Yine Ünye’nin Dünkü Çocukları’ndan Klinik Psikolog Prof. Dr. Ayşe Yalın 40 yıl sonra memlekete dönüp Ünye için çalışanlardan. Dernek bünyesinde bir sanat ve kültür komisyonu kurmuş, en büyük hedefi Ünye’yi ‘çocuklardan ilham alan’, ‘çocuk dostu’ bir kent hâline getirmek. Bir röportajında “Biz burada farklı kültürleri beraber yaşadık, bilmedik kim kimdir, hepimiz çocuktuk. Rum’u, Gürcüsü, Laz’ı, herkesin eli var üzerimde ve ben bunun için hepsine minnettarım. Keşke 1970’lerdeki gibi kalabilseydi Ünye” diyor.

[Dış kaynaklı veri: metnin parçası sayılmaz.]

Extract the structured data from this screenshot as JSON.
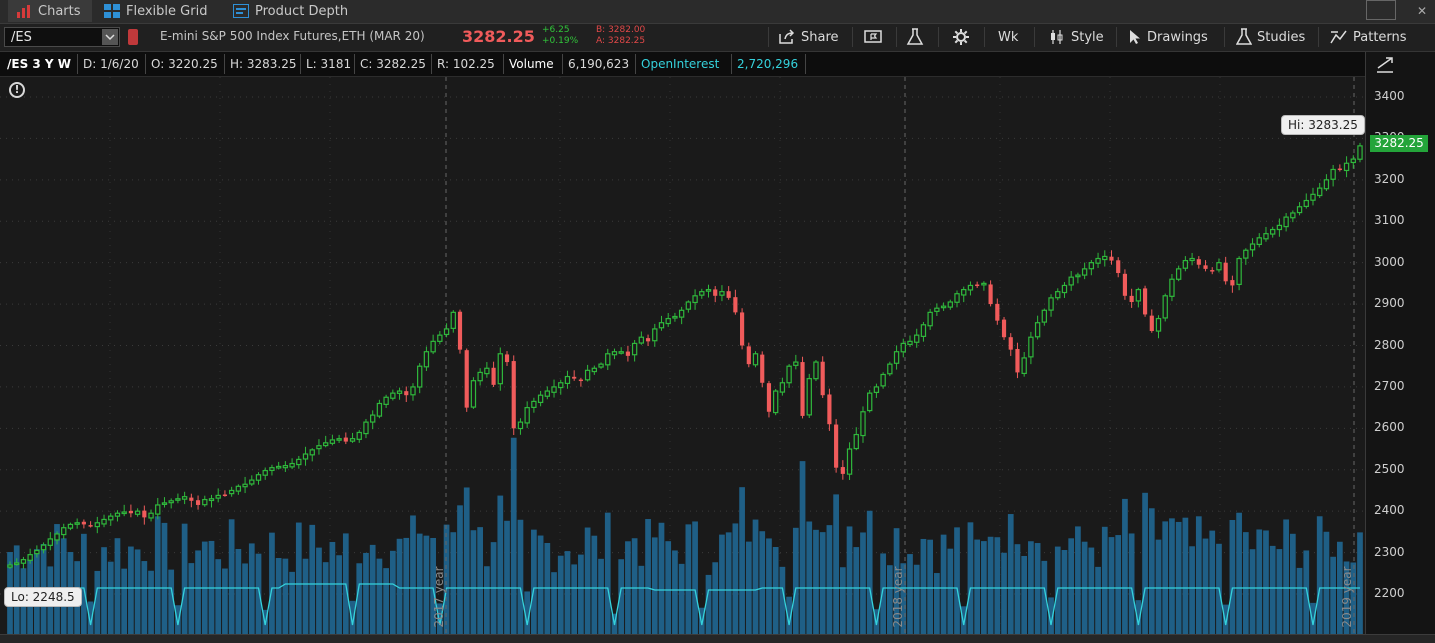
{
  "tabs": [
    {
      "label": "Charts",
      "active": true,
      "icon": "chart-bars-icon"
    },
    {
      "label": "Flexible Grid",
      "active": false,
      "icon": "grid-icon"
    },
    {
      "label": "Product Depth",
      "active": false,
      "icon": "depth-icon"
    }
  ],
  "toolbar": {
    "symbol": "/ES",
    "description": "E-mini S&P 500 Index Futures,ETH (MAR 20)",
    "last_price": "3282.25",
    "change": "+6.25",
    "change_pct": "+0.19%",
    "bid": "B: 3282.00",
    "ask": "A: 3282.25",
    "share_label": "Share",
    "period_label": "Wk",
    "style_label": "Style",
    "drawings_label": "Drawings",
    "studies_label": "Studies",
    "patterns_label": "Patterns"
  },
  "info": {
    "title": "/ES 3 Y W",
    "date": "D: 1/6/20",
    "open": "O: 3220.25",
    "high": "H: 3283.25",
    "low": "L: 3181",
    "close": "C: 3282.25",
    "range": "R: 102.25",
    "volume_label": "Volume",
    "volume_value": "6,190,623",
    "oi_label": "OpenInterest",
    "oi_value": "2,720,296"
  },
  "colors": {
    "up": "#2fb83c",
    "down": "#f05b5b",
    "volume": "#1f5f86",
    "oi": "#35d2dc",
    "background": "#1a1a1a"
  },
  "chart_data": {
    "type": "candlestick",
    "y_ticks": [
      3400,
      3300,
      3200,
      3100,
      3000,
      2900,
      2800,
      2700,
      2600,
      2500,
      2400,
      2300,
      2200
    ],
    "ylim": [
      2165,
      3490
    ],
    "year_markers": [
      "2017 year",
      "2018 year",
      "2019 year"
    ],
    "hi_label": "Hi: 3283.25",
    "lo_label": "Lo: 2248.5",
    "last_price_label": "3282.25",
    "close": [
      2270,
      2275,
      2283,
      2295,
      2305,
      2318,
      2333,
      2345,
      2360,
      2368,
      2372,
      2368,
      2365,
      2372,
      2380,
      2388,
      2395,
      2398,
      2395,
      2400,
      2385,
      2395,
      2415,
      2420,
      2425,
      2430,
      2435,
      2425,
      2415,
      2428,
      2430,
      2438,
      2440,
      2450,
      2460,
      2465,
      2475,
      2488,
      2498,
      2505,
      2508,
      2510,
      2515,
      2525,
      2538,
      2548,
      2558,
      2565,
      2572,
      2575,
      2568,
      2575,
      2590,
      2615,
      2632,
      2660,
      2675,
      2685,
      2690,
      2680,
      2700,
      2750,
      2785,
      2810,
      2825,
      2840,
      2880,
      2790,
      2650,
      2715,
      2735,
      2745,
      2705,
      2780,
      2760,
      2600,
      2615,
      2650,
      2665,
      2680,
      2690,
      2700,
      2710,
      2725,
      2720,
      2715,
      2740,
      2745,
      2755,
      2780,
      2785,
      2785,
      2775,
      2805,
      2820,
      2810,
      2840,
      2855,
      2865,
      2870,
      2885,
      2905,
      2920,
      2930,
      2935,
      2920,
      2930,
      2915,
      2880,
      2800,
      2755,
      2780,
      2710,
      2640,
      2690,
      2710,
      2750,
      2760,
      2630,
      2720,
      2760,
      2680,
      2610,
      2505,
      2490,
      2550,
      2585,
      2640,
      2685,
      2700,
      2730,
      2755,
      2785,
      2805,
      2810,
      2825,
      2850,
      2880,
      2890,
      2895,
      2905,
      2925,
      2935,
      2945,
      2945,
      2950,
      2900,
      2860,
      2820,
      2790,
      2735,
      2770,
      2820,
      2855,
      2885,
      2915,
      2930,
      2945,
      2965,
      2970,
      2985,
      3000,
      3010,
      3015,
      3005,
      2975,
      2920,
      2905,
      2935,
      2875,
      2835,
      2865,
      2920,
      2960,
      2985,
      3005,
      3010,
      2995,
      2985,
      2980,
      3000,
      2955,
      2945,
      3010,
      3030,
      3045,
      3060,
      3070,
      3080,
      3090,
      3110,
      3120,
      3135,
      3150,
      3165,
      3180,
      3200,
      3225,
      3225,
      3240,
      3250,
      3282
    ]
  }
}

Açıkçası bana başta tuhaf görünen her şey de yavaş yavaş yerine oturmaya başlıyor. Ayrışmak için yüzlerce sebep bulup birleşecek hiçbir payda bulamadığımız şu tadı kaçmış yetişkinlik günlerinde çocukluğumuza dair en çok özlediğimiz bu değil mi? Mahallede bir sürü arkadaşın olur, ne ailesinin hangi partiye oy verdiğini bilirsin ne dinini ne mezhebini. Oyun oynarsın sadece.
Bilemiyorum tersinden, oyunlardan başlayarak oraya ulaşmak mümkün müdür, ama denemeye değer bence. En kötü ‘kocaman insan’ olarak bilye ve topaç oynamış olursun ki bu da hiç fena değil.